• Roni Cooper

The Invisible Man (2020)

Following the crash and burn of 2017’s The Mummy, Universal Studios’ attempt at a classic Monster’s Cinematic Universe was buried before it even breathed life, releasing its stars and creative talent and freeing themselves to do something original with the individual concepts of the monsters. Now, just under three years later, a new version of The Invisible Man has made its way into our cinemas – and the failure of a shared universe might have been the best thing to have happen.

After escaping her abusive boyfriend, Cecilia (Elisabeth Moss), is attempting to regain her sense of self and the independence she lost whilst together with him. After he apparently commits suicide, she begins to experience strange happenings and starts to suspect that her ex has managed to design a way to become invisible, torturing and gaslighting her as his act of revenge.

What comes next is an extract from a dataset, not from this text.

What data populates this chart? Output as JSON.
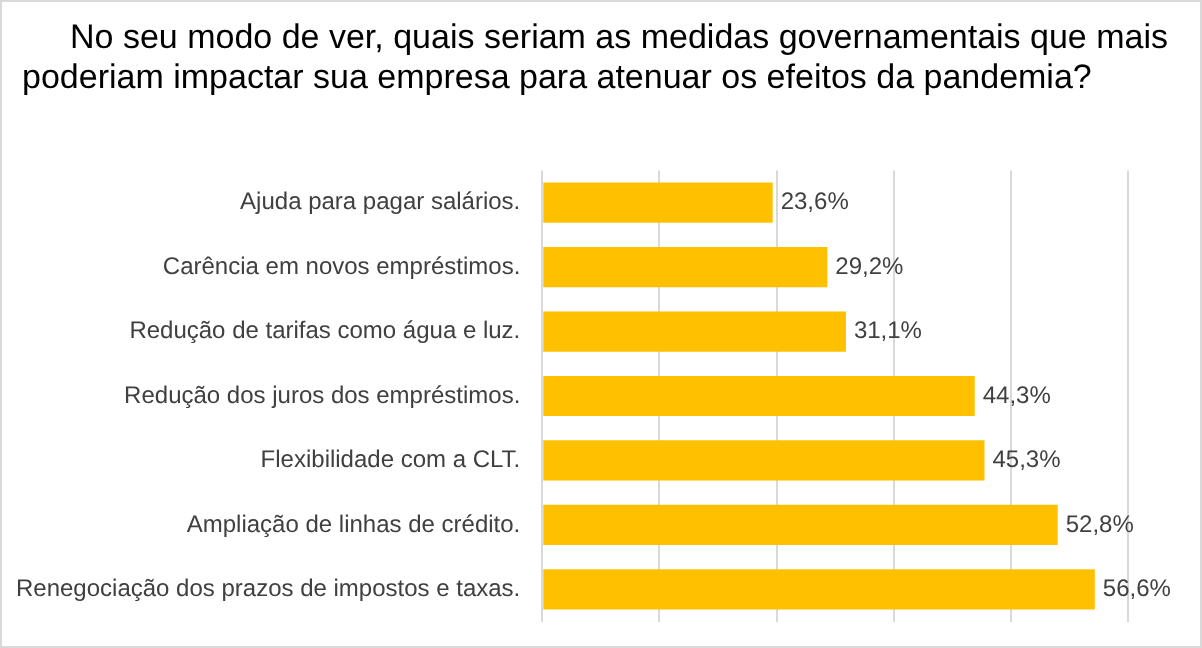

Bringing the premise of Universal’s classic horror character up-to-date is a smart decision on the part of writer/director Leigh Whannel, departing from the pre-ordained Johnny Depp version the studio wanted to integrate into their shared cinematic universe. Working closely with Moss in pre-production, they have instead decided to focus on this particular monster’s victim, a vulnerable yet determined woman eager to escape this moment of her life and start afresh. The film is given far more urgency by installing the themes of domestic abuse, rape, and the work women have to put in to ensure she is believed. It’s delicately, yet clearly handled by Whannel’s writing, which neither hammers you over the head nor brushes the difficult topics under the rug.

Bolstering the innovative script, the movie is lead by an incredibly game Moss, a fantastic performance, even by the actor’s already well-decorated standards. In it’s little over two-hour running time, there is not one second in which you don’t believe there is someone in an apparently empty room with her. The film hinges on her, her desperation becoming ever more apparent as she tries to convince people of her sanity, and it’s hard to imagine someone more adept at playing exposed yet steely than Moss.

Despite being a film about a see-through person, there are very few visual effects (this is Blumhouse, after all), Whannel instead deciding to implement a more practical approach to the antics of the antagonist. At one point, the camera fixated on an empty kitchen, the heat on a stove is turned up in order to set it on fire, an effect seemingly done in shot without cutting. In fact, for a horror, it is an incredibly still film – from the get, shots of Cecilia getting changed, putting away clothes, or having a shower are panned away from to an empty space, questioning whether or not The Invisible Man is already there, or we’re just imagining it, leaving us to our own devices to suspect the worst.

The doesn’t mean to say that the film is without its scares. Despite being a quieter, more psychological thriller than an orgy of jump-scares – although there some, far more effective than your standard fare – it is incredibly fraught with tension, from a painfully uneasy opening escape sequence, to a more violent occurrence in a restaurant, and it’s to the filmmaker’s credit that the more frightening events of the film pull from the unknown, the un-seeable, than the easier option of blood and gore.

The film has its flaws, though they are few and far between. At 124 minutes, its length is felt, the third act seemingly turning to a fourth in the last 15 minutes or so, giving off the impression that its message could be slightly more succinctly told - but it’s a minor quibble. With an original take on the story, some inventive direction by Whannel, and a great lead performance by Moss, gratitude is felt that the Depp version was never realized.